Anne of Green Gables in the 21st Century
Case Study: Green Gables Heritage Place
Each year, more than 130,000 visitors from around the world descend on a single house on Canada’s Prince Edward Island: Green Gables Heritage Place. More than a century ago, this modest home inspired Lucy Maud Montgomery’s iconic Anne of Green Gables novels. Today, Green Gables is the cornerstone of the L.M. Montgomery’s Cavendish National Historic Site. One of the highest performing heritage sites in the Parks Canada portfolio, Green Gables generates tourism and revenue that bolsters both the nearby Prince Edward Island National Park, and also many other Anne-themed destinations around the province.
Challenges and Goals
Many Anne fans view Green Gables as “the destination of a lifetime.” But the site, last updated in 1998, has not kept pace with the increased numbers and heightened expectations of visitors.
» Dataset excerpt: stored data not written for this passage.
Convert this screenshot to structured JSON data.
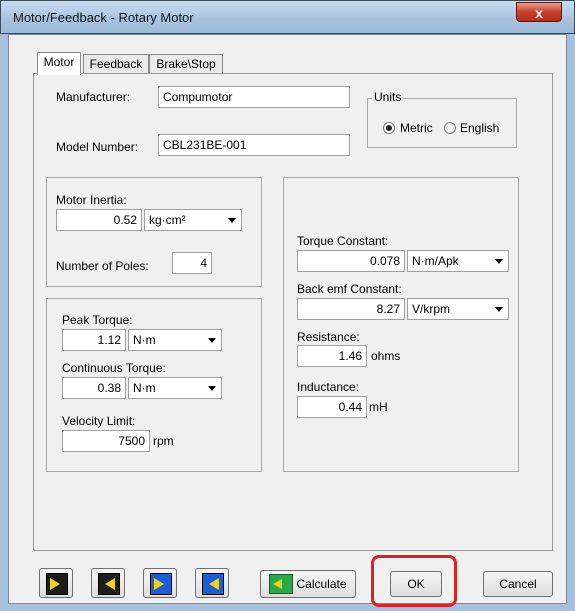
{
  "window": {
    "title": "Motor/Feedback - Rotary Motor",
    "close_label": "x"
  },
  "tabs": [
    {
      "label": "Motor",
      "active": true
    },
    {
      "label": "Feedback",
      "active": false
    },
    {
      "label": "Brake\\Stop",
      "active": false
    }
  ],
  "motor": {
    "manufacturer_label": "Manufacturer:",
    "manufacturer_value": "Compumotor",
    "model_label": "Model Number:",
    "model_value": "CBL231BE-001",
    "units": {
      "group_label": "Units",
      "metric_label": "Metric",
      "english_label": "English",
      "selected": "Metric"
    },
    "inertia_label": "Motor Inertia:",
    "inertia_value": "0.52",
    "inertia_unit": "kg·cm²",
    "poles_label": "Number of Poles:",
    "poles_value": "4",
    "peak_torque_label": "Peak Torque:",
    "peak_torque_value": "1.12",
    "peak_torque_unit": "N·m",
    "cont_torque_label": "Continuous Torque:",
    "cont_torque_value": "0.38",
    "cont_torque_unit": "N·m",
    "velocity_label": "Velocity Limit:",
    "velocity_value": "7500",
    "velocity_unit": "rpm",
    "torque_const_label": "Torque Constant:",
    "torque_const_value": "0.078",
    "torque_const_unit": "N·m/Apk",
    "bemf_label": "Back emf Constant:",
    "bemf_value": "8.27",
    "bemf_unit": "V/krpm",
    "resistance_label": "Resistance:",
    "resistance_value": "1.46",
    "resistance_unit": "ohms",
    "inductance_label": "Inductance:",
    "inductance_value": "0.44",
    "inductance_unit": "mH"
  },
  "buttons": {
    "calculate_label": "Calculate",
    "ok_label": "OK",
    "cancel_label": "Cancel"
  },
  "colors": {
    "highlight": "#e0211f",
    "icon_arrow": "#f2d21a",
    "icon_arrow_blue": "#1b5fd6",
    "calc_green": "#2aa84a"
  }
}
Green Gables urgently required an update.
Parks Canada, the federal agency responsible for the site, enlisted Lord Cultural Resources to create a plan that would address issues ranging from site-circulation problems to an out-of-date gift shop. Parks Canada also wanted to integrate new messages from its recently created Commemorative Integrity Statement, connect visitors more strongly to Canadian stories and heritage, and enhance the site’s capacity to support surrounding communities.
Lord Cultural Resources ran a visioning workshop with the client group, and also conducted on-site observational research, interviews with key stakeholders, extensive best practice research, and a site operations and facility assessment. We combined all this research with robust financial and attendance modeling to inform an ambitious Site Redevelopment Plan.
The plan we created is helping to reestablish Green Gables Heritage Place as a repeat destination for regional and global visitors. Building on the site’s considerable existing strengths, we proposed enhancements of a scale and nature that both contribute to, and benefit from local context.
Developed in partnership with the innovative architectural firm Architecture49, the Site Redevelopment Plan proposes improved operations and site circulation, a new interpretive framework and visitor-experience design, and upgraded facilities including a new visitor centre. Parks Canada used this plan as the basis for a new business case, which recently garnered $9.5 million in Federal funding to renew the site. The site is now positioned to continue serving as a regional economic driver, and also to provide new generations with a rich and satisfying experience of one of Canada’s most beloved cultural attractions.